Ich hörte mir diese Ansichten eines Insiders fasziniert an, und die launische Miss Brickell verwandelte sich plötzlich in eine wirkliche Person. Statt jener traurigen Ansammlung bleicher Knochen hatte ich eine verwirrte, junge Frau vor Augen, mit ausgeprägten Bedürfnissen und noch stärkeren Schuldgefühlen, die zuviel Druck ausübten, die ihr Bedürfnis nach Beichte, ihr starkes Verlangen, womöglich noch ihre Schwangerschaft auf jemanden abgeladen hatte, der das nicht ertragen konnte: jemand, der nur noch einen gewaltsamen Ausweg gesehen hatte, um ihr zu entkommen.

Jemand, kam mir ein Geistesblitz, der wußte, wie leicht Olympia an einem einfachen Würgegriff gestorben war.

Angela Brickell mußte ihren eigenen Tod herausgefordert haben. Ich vermutete, daß Doone das schon die ganze Zeit gewußt hatte.

«Woran denken Sie?«fragte Sam verunsichert.

«Wie sah sie aus?«

«Angie?«

«Mm.«

«Nicht schlecht«, sagte er.»Braunes Haar. Schlanke Figur, kleine Titten, runder Arsch. Sie wünschte sich um alles in der Welt eine größere Brust durch Implantation. Ich riet ihr, die blöden Brustprothesen zu vergessen, was würden denn ihre Babies davon halten? Mann, damit hatte ich ins Schwarze getroffen. Sie hörte gar nicht mehr auf zu schreien. War nicht gerade einfach mit Angie, aber auf der Matratze war sie spitze.«

Was für eine Grabinschrift, dachte ich. Gehört direkt in Stein gemeißelt.

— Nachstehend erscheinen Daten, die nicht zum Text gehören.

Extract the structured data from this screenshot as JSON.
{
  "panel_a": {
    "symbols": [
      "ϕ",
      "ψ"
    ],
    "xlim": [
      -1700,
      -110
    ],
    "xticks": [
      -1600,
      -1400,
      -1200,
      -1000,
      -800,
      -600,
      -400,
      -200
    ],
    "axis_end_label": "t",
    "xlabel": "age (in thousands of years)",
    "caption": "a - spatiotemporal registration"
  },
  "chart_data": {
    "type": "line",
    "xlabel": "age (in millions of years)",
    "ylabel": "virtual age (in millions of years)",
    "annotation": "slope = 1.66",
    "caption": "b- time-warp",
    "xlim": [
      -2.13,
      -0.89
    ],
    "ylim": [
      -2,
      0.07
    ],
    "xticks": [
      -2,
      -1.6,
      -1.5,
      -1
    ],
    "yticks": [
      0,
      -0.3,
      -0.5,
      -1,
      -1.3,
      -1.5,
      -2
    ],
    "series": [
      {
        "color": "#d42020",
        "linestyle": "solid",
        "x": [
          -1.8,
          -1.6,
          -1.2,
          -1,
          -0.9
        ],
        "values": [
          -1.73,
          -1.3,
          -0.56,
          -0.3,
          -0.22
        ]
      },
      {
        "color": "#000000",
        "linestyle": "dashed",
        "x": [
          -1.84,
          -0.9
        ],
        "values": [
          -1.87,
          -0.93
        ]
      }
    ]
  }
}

Sam schaute über die Fluten des Flusses und sog den feuchten Geruch der Morgenluft ein, als würde er das Bouquet eines edlen Weines riechen; ich dachte, daß er viel mehr als ich durch seine Sinne lebte, daß er intensiv darin aufging, unbefangen mit Sex umzugehen und sämtliche Gefahren zu mißachten.

Als wollte er die Mordgeschichte wie eine vorübergehende Unannehmlichkeit von sich abschütteln, sagte er gutgelaunt:

«Gehen Sie heute abend zu Tremaynes Ehrenschmaus?«

«Ja. Sie auch?«

Er grinste.»Sie scherzen wohl. Ich würde erschossen, wenn ich nicht mitjubeln würde. Und außerdem«, er zuck-te die Achseln, wie um seine Gefühlsduselei zu verleugnen,»der alte Knabe hat es verdient. Er ist eigentlich ganz prima, wissen Sie.«

«Dann sehen wir uns dort«, sagte ich zustimmend.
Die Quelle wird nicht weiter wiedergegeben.